Updated

The family of a 12-year-old boy who is brain dead is fighting a hospital's attempt to have him taken off life support, arguing that their faith does not define death as the cessation of brain function alone.

The boy's parents, who are Orthodox Jews, have retained a lawyer who says the boy's circulatory and respiratory systems are functioning, although with mechanical and other assistance.

Motl Brody of Brooklyn, N.Y., was diagnosed with severe brain cancer and has been at Children's National Medical Center for six months. Doctors pronounced him dead Tuesday after tests found no brain activity.

The hospital is seeking a court order that affirms its plan to disconnect the boy from a ventilator and to discontinue intravenous medications that keep his heart beating.
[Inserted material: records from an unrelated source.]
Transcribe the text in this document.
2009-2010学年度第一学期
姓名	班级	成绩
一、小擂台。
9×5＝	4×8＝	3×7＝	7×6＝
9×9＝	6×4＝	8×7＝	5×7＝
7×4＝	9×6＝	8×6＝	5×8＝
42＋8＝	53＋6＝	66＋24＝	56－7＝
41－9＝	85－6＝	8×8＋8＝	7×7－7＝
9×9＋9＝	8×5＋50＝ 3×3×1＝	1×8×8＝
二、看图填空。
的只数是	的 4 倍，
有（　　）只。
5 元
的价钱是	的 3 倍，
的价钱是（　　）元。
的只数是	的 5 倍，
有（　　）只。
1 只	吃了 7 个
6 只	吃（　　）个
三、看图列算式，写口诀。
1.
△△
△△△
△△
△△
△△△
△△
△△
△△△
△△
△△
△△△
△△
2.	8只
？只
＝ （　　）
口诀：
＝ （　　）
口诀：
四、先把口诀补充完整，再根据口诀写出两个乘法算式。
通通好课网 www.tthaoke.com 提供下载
The parents' attorney says doing so would infringe upon religious freedom.

"Under Jewish law and their faith, there is no such thing as brain death," attorney Jeffrey Zuckerman told The Washington Post. "Their religious beliefs are entitled to respect."

Under District of Columbia law, doctors can declare patients dead if there is no brain activity. The case is awaiting a ruling from a D.C. Superior Court judge.

"This child has ceased to exist by every medical definition," Sophia Smith, one of the boy's physicians, wrote in court papers, adding that she and her staff members are "distraught at what is providing futile care to the earthly remains of a former life."

In court papers, the hospital's lawyers wrote that doctors have no choice but to stop life support or risk fines and other sanctions. They added that the hospital tried to find other facilities to take the boy but that none would admit him because he is brain-dead.